Saturday 23 May 2009


Based in London, affiliated to the Surrey FA, but playing in the Kent League!
Croydon have a very small, but dedicated fanbase, some of whom I've got to know quite well over the years. I've lost track how many matches I've seen here, several dozen. It's a bloody horrible ground to watch football at, as you are so far from the action.
Having said that it's not the fault of the club itself, so I can't be too hard on them!

Many moons ago, as a young teeenager, I was at a Hamlet game with my mates, & we were bored...We got behind a manual pitch roller, and got it across the track, but were stopped before we got it onto the pitch!

In days gone by they also staged marbles in the bar! I kid you not. One night the local marbles match clashed with a Dulwich visit, & one of our fans, elderly & slightly worse for wear, but soberish, stomped right through it, not noticing the wooden borders on the floor, & wrecked the match!

There is a large car park, & the building you see is the clubhouse.

It is a council owned ground, & co-tenants are Croydon Harriers athletics club.

This is the turnstile entrance.

Irony or what?

Once through the entrance you see the stand to your left, but we're going to walk round the ground the other way, anti-clockwise.

From the corner where the turnstiles are we look across the pitch.

Moving round, past the corner flag this snap makes you realise just how far away from the football you are here.

There's a concrete footpath all the way round, where there's not terracing.

You can now see a balcony, which is an exit from the bar. It's been a couple of years since I've seen an actual match here, but back in my old drinking days this was my preferred vantage point!

The path continues round, and there's even a shallow step of terracing.

Though I somehow doubt that anyone bothers to stand behind the goal!

Moving on we see the steep grass banking that gives the ground it's never tested old 8,000 capacity.

Along this side there have been attempts to make it feel like a football ground, with some decent cover to satisfy ground gradings. But no matter where you are here, you are still a long distance from the pitch.

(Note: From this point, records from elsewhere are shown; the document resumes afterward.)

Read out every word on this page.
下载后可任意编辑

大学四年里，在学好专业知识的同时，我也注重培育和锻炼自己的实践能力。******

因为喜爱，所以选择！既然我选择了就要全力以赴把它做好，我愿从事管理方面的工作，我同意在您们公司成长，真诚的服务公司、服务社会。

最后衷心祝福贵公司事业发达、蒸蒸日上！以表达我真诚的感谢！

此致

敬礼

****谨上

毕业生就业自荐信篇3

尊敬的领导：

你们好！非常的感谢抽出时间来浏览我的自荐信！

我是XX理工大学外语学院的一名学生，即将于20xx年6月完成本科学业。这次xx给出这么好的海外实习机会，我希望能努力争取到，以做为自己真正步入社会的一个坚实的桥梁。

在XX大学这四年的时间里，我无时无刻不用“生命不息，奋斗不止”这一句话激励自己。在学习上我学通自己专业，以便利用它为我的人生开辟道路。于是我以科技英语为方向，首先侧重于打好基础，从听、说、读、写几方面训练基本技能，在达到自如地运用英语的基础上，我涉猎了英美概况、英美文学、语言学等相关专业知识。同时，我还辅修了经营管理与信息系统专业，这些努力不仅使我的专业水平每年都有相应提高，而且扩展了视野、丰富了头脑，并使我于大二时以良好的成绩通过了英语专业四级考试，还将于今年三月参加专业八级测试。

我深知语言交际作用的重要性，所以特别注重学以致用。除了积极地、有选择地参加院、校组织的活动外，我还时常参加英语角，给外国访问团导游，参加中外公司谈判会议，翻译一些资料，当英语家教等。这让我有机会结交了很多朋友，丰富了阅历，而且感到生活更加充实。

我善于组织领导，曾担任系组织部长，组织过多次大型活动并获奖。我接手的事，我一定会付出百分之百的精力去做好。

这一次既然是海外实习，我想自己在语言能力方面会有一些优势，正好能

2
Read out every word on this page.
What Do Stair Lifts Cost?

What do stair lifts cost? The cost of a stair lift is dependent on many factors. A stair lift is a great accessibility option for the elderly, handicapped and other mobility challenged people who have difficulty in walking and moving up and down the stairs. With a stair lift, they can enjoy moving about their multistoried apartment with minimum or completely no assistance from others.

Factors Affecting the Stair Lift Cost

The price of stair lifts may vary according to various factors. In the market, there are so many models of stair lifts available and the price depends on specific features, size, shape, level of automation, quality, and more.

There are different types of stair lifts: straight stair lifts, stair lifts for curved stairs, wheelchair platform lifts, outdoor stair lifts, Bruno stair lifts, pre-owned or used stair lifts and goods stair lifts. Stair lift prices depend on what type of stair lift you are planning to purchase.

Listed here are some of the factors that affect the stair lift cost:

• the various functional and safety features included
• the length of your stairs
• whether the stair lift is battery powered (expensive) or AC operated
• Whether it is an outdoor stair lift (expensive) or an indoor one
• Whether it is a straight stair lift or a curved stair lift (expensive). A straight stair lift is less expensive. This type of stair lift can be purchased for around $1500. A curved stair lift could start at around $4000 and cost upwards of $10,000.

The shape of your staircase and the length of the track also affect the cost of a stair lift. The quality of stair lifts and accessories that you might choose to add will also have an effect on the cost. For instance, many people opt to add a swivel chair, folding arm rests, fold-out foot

From this corner we see the front of the main stand on the far side for the first time.

Here we see the first section of cover. It's almost 'wasted' here, & I wish it could be 'transplanted' to Champion Hill!

Here is the middle section of cover, the best of a bad place to stand.

And the third section of the trio of shelters.

Moving onwards we see more distant banking behind the other goal.

We climb up the grass bank to look down on the covered standing areas from behind.

We stay up on the banks to look across the pitch from behind the goal.

And glance back along the side we've just been down.

Horrible, horrible, horrible!

We're on the way round towards the main stand now.

At an 'ordinary' ground the seats would be where the dugouts are!

From behind this last corner we look over to the covered terraces.

Hard standing still along this side, leading up to the stand. The buildings are old offices, a toilet block & a tea bar.

Which you can see here.

The stand itself is impressive.

Here we are on the touchline, to have a look at the dugouts.

This is clearly an athletics stadium, first and foremost.

The tea bar is right by the stand. It is open for business as there was some sort of schoolboys representative game due to kick off soon, but I didn't stay for it.

Here we look up into the stand.

And look across, from the back row.

From up here the pitch is still quite a distance, but at least being higher up you get a better vantage point.

Not the best of snaps, looking into the sun, but here we look towards one of the goalmouths.

Past the stand, snapped from up in it, is an impressive stretch of open terracing.

Here we look down the terrace, almost from the corner where we began our tour of Croydon Arena.

Arena being the name of the adjacent tram stop, which was built about ten years ago. 'The Trams' now being the Club nickname, replacing the blander old one of 'The Blues'.